Reicht mir meine Fantasie nicht aus, um gut in das Abenteuer zu kommen, dann bekomme ich in dieser Einsteigerbox vielfältige Unterstützung. SALTATIO MORTIS hat neben dem Konzeptalbum auch einen passenden Soundtrack extra für das Rollenspiel aufgenommen, der über YouTube (leider nicht aber über Spotify und Co) abrufbar ist. Möchte ich einen Teil der Geschichte des Rollenspiels noch einmal erleben, oder mich gebührend darauf vorbereiten, dann hilft der Directors Cut des gleichnamigen Liedes. Die Story, die im Spiel auf den Prolog und das Abenteuerbuch mit drei Akten aufgeteilt ist, hat mich in jedem Fall abgeholt und ich konnte mich gut darin zurechtfinden.
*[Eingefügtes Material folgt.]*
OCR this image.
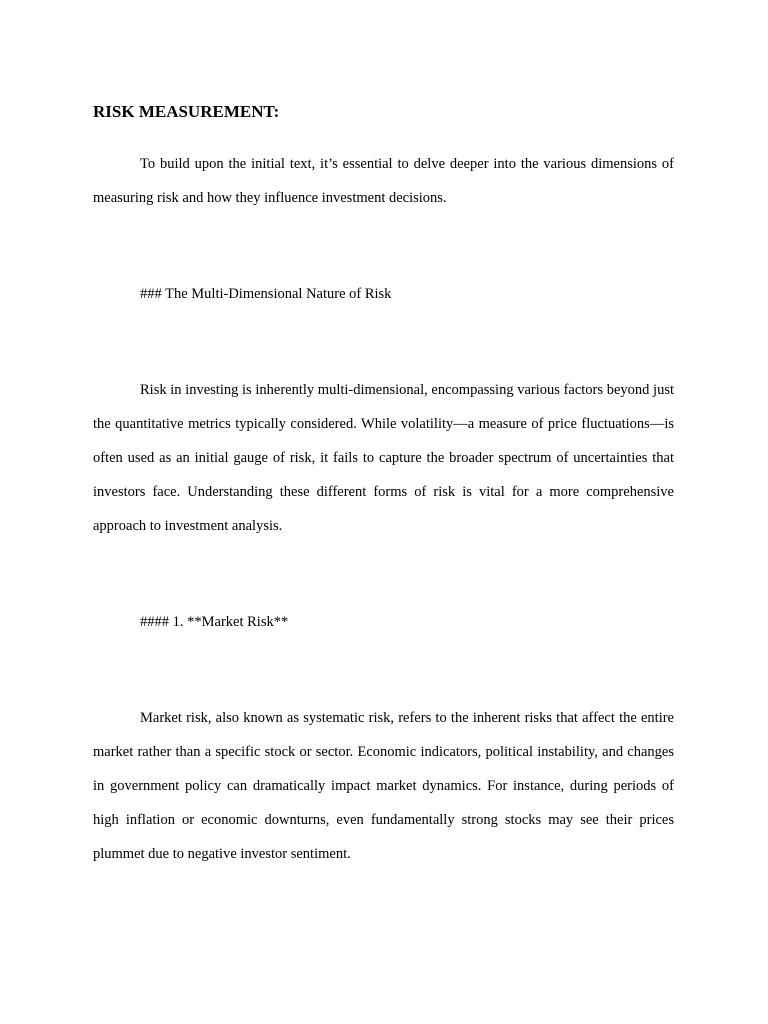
RISK MEASUREMENT:

To build upon the initial text, it’s essential to delve deeper into the various dimensions of measuring risk and how they influence investment decisions.

### The Multi-Dimensional Nature of Risk

Risk in investing is inherently multi-dimensional, encompassing various factors beyond just the quantitative metrics typically considered. While volatility—a measure of price fluctuations—is often used as an initial gauge of risk, it fails to capture the broader spectrum of uncertainties that investors face. Understanding these different forms of risk is vital for a more comprehensive approach to investment analysis.

#### 1. **Market Risk**

Market risk, also known as systematic risk, refers to the inherent risks that affect the entire market rather than a specific stock or sector. Economic indicators, political instability, and changes in government policy can dramatically impact market dynamics. For instance, during periods of high inflation or economic downturns, even fundamentally strong stocks may see their prices plummet due to negative investor sentiment.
Kostenpflichtig, aber ebenfalls in der gleichen Welt spielend, ist ein (Hör-)Buch namens DIE FEUER DER FINSTERWACHT verfügbar. Und bin ich einmal fertig mit der Einstiegsbox, dann habe ich vielleicht Lust auf das DSA-Szenario DER LETZTE SIEG DER SCHWÄNIN. Reicht mir das immer noch nicht, dann gibt es Merchandising von Bierhumpen über Klemmbausteinsets (nur mit der FEUER UND ERZ-Edition des Albums) bis zu Miniaturen der Helden der FINSTERWACHT.
Meine Gruppe und mich wird es aber wohl nicht weiter hineinziehen, auch wenn ich Spaß am erstmaligen Leiten in dieser Box hatte. Uns ist DSA schlicht und ergreifend zu kampflastig. Das ist aber Geschmackssache.
Transparenzhinweis
Für diese Rezension stand mir ein kostenfreies Rezensionsexemplar zur Verfügung, welches mir ohne Auflagen vom Verlag übermittelt worden ist.